Maj. (Dr.) Doug Byerly, staff radiologist and patient advocate for radiology, said he previously came from Wilford Hall Medical Center at Lackland AFB and finds it easier for himself and his family to be seen at Wright-Patt Medical Center, with details attended to and improved accessibility.
"That's coming from Wilford Hall, which is supposed to be the flagship of Air Force medical care. It's amazing the difference in the level of care we get here," he said.

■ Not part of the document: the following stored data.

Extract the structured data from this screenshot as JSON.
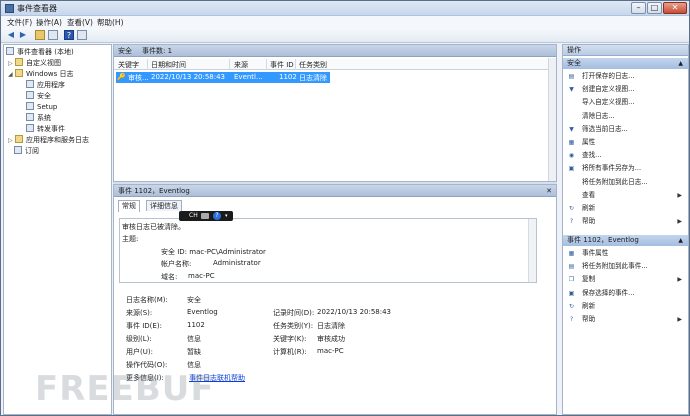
{
  "window": {
    "title": "事件查看器"
  },
  "menu": [
    {
      "label": "文件(F)"
    },
    {
      "label": "操作(A)"
    },
    {
      "label": "查看(V)"
    },
    {
      "label": "帮助(H)"
    }
  ],
  "tree": [
    {
      "label": "事件查看器 (本地)",
      "icon": "event-viewer-icon"
    },
    {
      "label": "自定义视图",
      "icon": "folder-icon"
    },
    {
      "label": "Windows 日志",
      "icon": "folder-icon"
    },
    {
      "label": "应用程序",
      "icon": "log-icon"
    },
    {
      "label": "安全",
      "icon": "log-icon"
    },
    {
      "label": "Setup",
      "icon": "log-icon"
    },
    {
      "label": "系统",
      "icon": "log-icon"
    },
    {
      "label": "转发事件",
      "icon": "log-icon"
    },
    {
      "label": "应用程序和服务日志",
      "icon": "folder-icon"
    },
    {
      "label": "订阅",
      "icon": "subscription-icon"
    }
  ],
  "log": {
    "name": "安全",
    "count_label": "事件数: 1"
  },
  "grid": {
    "columns": [
      "关键字",
      "日期和时间",
      "来源",
      "事件 ID",
      "任务类别"
    ],
    "rows": [
      {
        "keyword": "审核...",
        "datetime": "2022/10/13 20:58:43",
        "source": "Eventl...",
        "event_id": "1102",
        "category": "日志清除"
      }
    ]
  },
  "detail": {
    "header": "事件 1102，Eventlog",
    "tabs": [
      "常规",
      "详细信息"
    ],
    "description": [
      "审核日志已被清除。",
      "主题:",
      "安全 ID:  mac-PC\\Administrator",
      "帐户名称:",
      "Administrator",
      "域名:",
      "mac-PC"
    ],
    "fields_left": [
      {
        "label": "日志名称(M):",
        "value": "安全"
      },
      {
        "label": "来源(S):",
        "value": "Eventlog"
      },
      {
        "label": "事件 ID(E):",
        "value": "1102"
      },
      {
        "label": "级别(L):",
        "value": "信息"
      },
      {
        "label": "用户(U):",
        "value": "暂缺"
      },
      {
        "label": "操作代码(O):",
        "value": "信息"
      },
      {
        "label": "更多信息(I):",
        "value": "事件日志联机帮助"
      }
    ],
    "fields_right": [
      {
        "label": "记录时间(D):",
        "value": "2022/10/13 20:58:43"
      },
      {
        "label": "任务类别(Y):",
        "value": "日志清除"
      },
      {
        "label": "关键字(K):",
        "value": "审核成功"
      },
      {
        "label": "计算机(R):",
        "value": "mac-PC"
      }
    ]
  },
  "overlay": {
    "label": "CH"
  },
  "actions": {
    "title": "操作",
    "section1": "安全",
    "items1": [
      {
        "label": "打开保存的日志...",
        "icon": "open-log-icon",
        "submenu": false
      },
      {
        "label": "创建自定义视图...",
        "icon": "filter-icon",
        "submenu": false
      },
      {
        "label": "导入自定义视图...",
        "icon": "blank-icon",
        "submenu": false
      },
      {
        "label": "清除日志...",
        "icon": "blank-icon",
        "submenu": false
      },
      {
        "label": "筛选当前日志...",
        "icon": "filter-icon",
        "submenu": false
      },
      {
        "label": "属性",
        "icon": "properties-icon",
        "submenu": false
      },
      {
        "label": "查找...",
        "icon": "find-icon",
        "submenu": false
      },
      {
        "label": "将所有事件另存为...",
        "icon": "save-icon",
        "submenu": false
      },
      {
        "label": "将任务附加到此日志...",
        "icon": "blank-icon",
        "submenu": false
      },
      {
        "label": "查看",
        "icon": "blank-icon",
        "submenu": true
      },
      {
        "label": "刷新",
        "icon": "refresh-icon",
        "submenu": false
      },
      {
        "label": "帮助",
        "icon": "help-icon",
        "submenu": true
      }
    ],
    "section2": "事件 1102，Eventlog",
    "items2": [
      {
        "label": "事件属性",
        "icon": "properties-icon",
        "submenu": false
      },
      {
        "label": "将任务附加到此事件...",
        "icon": "task-icon",
        "submenu": false
      },
      {
        "label": "复制",
        "icon": "copy-icon",
        "submenu": true
      },
      {
        "label": "保存选择的事件...",
        "icon": "save-icon",
        "submenu": false
      },
      {
        "label": "刷新",
        "icon": "refresh-icon",
        "submenu": false
      },
      {
        "label": "帮助",
        "icon": "help-icon",
        "submenu": true
      }
    ]
  },
  "watermark": "FREEBUF",
  "colors": {
    "selection": "#3399ff",
    "link": "#0b3fd8",
    "header": "#aebfd8"
  }
}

He doesn't often interact directly with patients, but encourages those who do to realize that almost every patient coming to the medical center is going to get some sort of imaging study.
"It's very important the way they interact with the patients because that's the way we're going to be perceived as a department," Dr. Byerly said. "When we get positive feedback like this, it makes me proud of all the Airmen who work for me. They've taken that to heart and incorporated that into how they interact with the patient."
It's definitely a total force effort to meet the needs of patients, Colonel Higgins said. "Our goal is 100 percent (patient satisfaction)."
Ms. Andersen said the organization is constantly listening to what patients are saying. "If something isn't working the way that it should be, come in and tell us. We can't do something that we don't know anything about. Also, if you haven't used our services in a long time because you might have had an experience before that wasn't what you expected, give us another try. Come back and let us try to fix it for you."
She also offered that the medical center may not have exactly what the patient desires but that there are always options to explore.
Sergeant Charris said, "Conversely, it's just as important when something good happens they bring that feedback as well so that we know what to keep up."